Our Kind of Place

A Picker’s Paradise

A Nashville singer-songwriter and antiques junkie shares her favorite inspiration point

Photo: Jamie Clayton

Antique instruments hang on the wall of Serenite Maison's pickin' corner.

I have always had an affinity for antiques. I want pieces in my home that have stories. If I have the good luck of knowing the real history of something, then I’ve hit an antique picker’s jackpot. But as a songwriter, even if I don’t know the actual story of a piece of furniture, I like to dream up a backstory of what it might have represented to its previous owner. When I’m out on tour, I am constantly stopping in local antiques stores and have entered literally hundreds of them. But Serenite Maison, run by the crazy-talented and adorable Alex Cirimelli, in the quaint village of Leiper’s Fork, Tennessee, is my favorite of all. It’s only thirty minutes south of my home in Nashville, down a winding road with rolling green hills and horse farms—and about fifteen minutes into the trip you pass Barbara’s Home Cooking, where the yeast rolls come straight from heaven! Serenite Maison is effortlessly chic, upscale, and down-home all at once, beautiful but without that “too precious, don’t touch me” vibe. Still, take care not to run into the breakables display case. (I say this from experience.)

Proprietor Alex Cirimelli.

Photo: Jamie Clayton

Proprietor Alex Cirimelli.

The shop, housed in an old general store that dates to 1914, is stocked with nineteenth- and twentieth-century Italian and French chandeliers (I bought one for my new baby girl’s room), stunning farm tables, textiles, exclusive lines of jewelry, and antique headboards that will make you seriously consider bank robbery. One of the most gifted display artists I have ever come across, Cirimelli has been known to stack dining chairs fifteen feet high or hang chaise longues from the ceiling. On any given day, you might run into anyone from Faith Hill and Sheryl Crow to tourists to elderly Leiper’s Fork ladies scouring the shop for French clocks and steamer trunks.

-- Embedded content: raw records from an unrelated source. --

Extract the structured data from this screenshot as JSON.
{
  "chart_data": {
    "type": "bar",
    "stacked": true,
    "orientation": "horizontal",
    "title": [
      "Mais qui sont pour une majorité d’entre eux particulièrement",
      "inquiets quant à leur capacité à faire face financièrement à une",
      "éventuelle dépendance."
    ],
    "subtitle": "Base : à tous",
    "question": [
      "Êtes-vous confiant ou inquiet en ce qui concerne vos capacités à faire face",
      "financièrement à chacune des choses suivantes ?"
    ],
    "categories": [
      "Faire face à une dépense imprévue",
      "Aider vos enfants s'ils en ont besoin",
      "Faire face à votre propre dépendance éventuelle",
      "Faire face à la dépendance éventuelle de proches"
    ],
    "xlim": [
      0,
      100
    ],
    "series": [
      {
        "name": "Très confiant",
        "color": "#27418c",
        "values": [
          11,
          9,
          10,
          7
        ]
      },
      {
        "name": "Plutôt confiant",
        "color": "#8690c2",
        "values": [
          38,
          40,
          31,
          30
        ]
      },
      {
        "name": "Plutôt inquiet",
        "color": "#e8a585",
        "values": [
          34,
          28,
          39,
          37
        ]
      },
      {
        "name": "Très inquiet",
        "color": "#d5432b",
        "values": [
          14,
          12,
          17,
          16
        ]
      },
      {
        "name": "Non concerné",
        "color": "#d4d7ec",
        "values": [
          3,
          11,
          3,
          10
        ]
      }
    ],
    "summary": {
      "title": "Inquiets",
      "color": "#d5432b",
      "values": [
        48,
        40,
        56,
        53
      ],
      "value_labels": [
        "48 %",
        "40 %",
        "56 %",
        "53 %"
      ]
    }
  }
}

I’ll never forget the first time I walked into Serenite. I passed a group of locals catching up on small-town gossip on the front porch and stepped through the French doors, noticing the height markers of children drawn all the way up the frame. Once inside, my eye went straight to the “pickin’ corner” to the right, where antique benches and a perfectly tattered, tobacco-stained French club chair awaited me. Instruments hung on the old Beadboard walls included— for the guitar snobs reading this—a 1944 D-28 Martin, a 1940s L7 Arch Top Gibson, and a 1934 Gibson mandolin. (Those are big-time fancy!) Anyone can request to try them out. I went on to explore every crevice until I finally asked Cirimelli for a part-time job. It was 2008, and in between albums and touring, I loved every minute of working there.

The shop's shaded front porch.

Photo: Jamie Clayton

The shop’s shaded front porch.

I even wrote “Alone,” and a good portion of “Drinkin’” for my last album, The Highway, on Serenite’s covered back porch. I had been singing a few verses in my head, and as I sat on the porch’s old wooden chairs overlooking the clear waters of Leiper’s Creek and acres of green farmland, the stillness surrounded me, and the quiet opened up the creative flow. I am a girl who prays for songs. I never know when they will drop out of the sky, so I’m always searching for places like this. It’s a magical spot.

There have been many music-filled evenings here spent singing and playing with the locals (and wannabe locals like me). The best gatherings happen when the old-timers pull out the fiddles. Serenite is still where I go to relax, play with my pups out back, set up the guitar by the creek, or hunt for vintage metal signs—the old country-store kind. No, you can’t shop online. But after rambling through the artful displays, surprised at every turn, you can plop down in a rocker and stay as long as you want. You never know when inspiration might strike.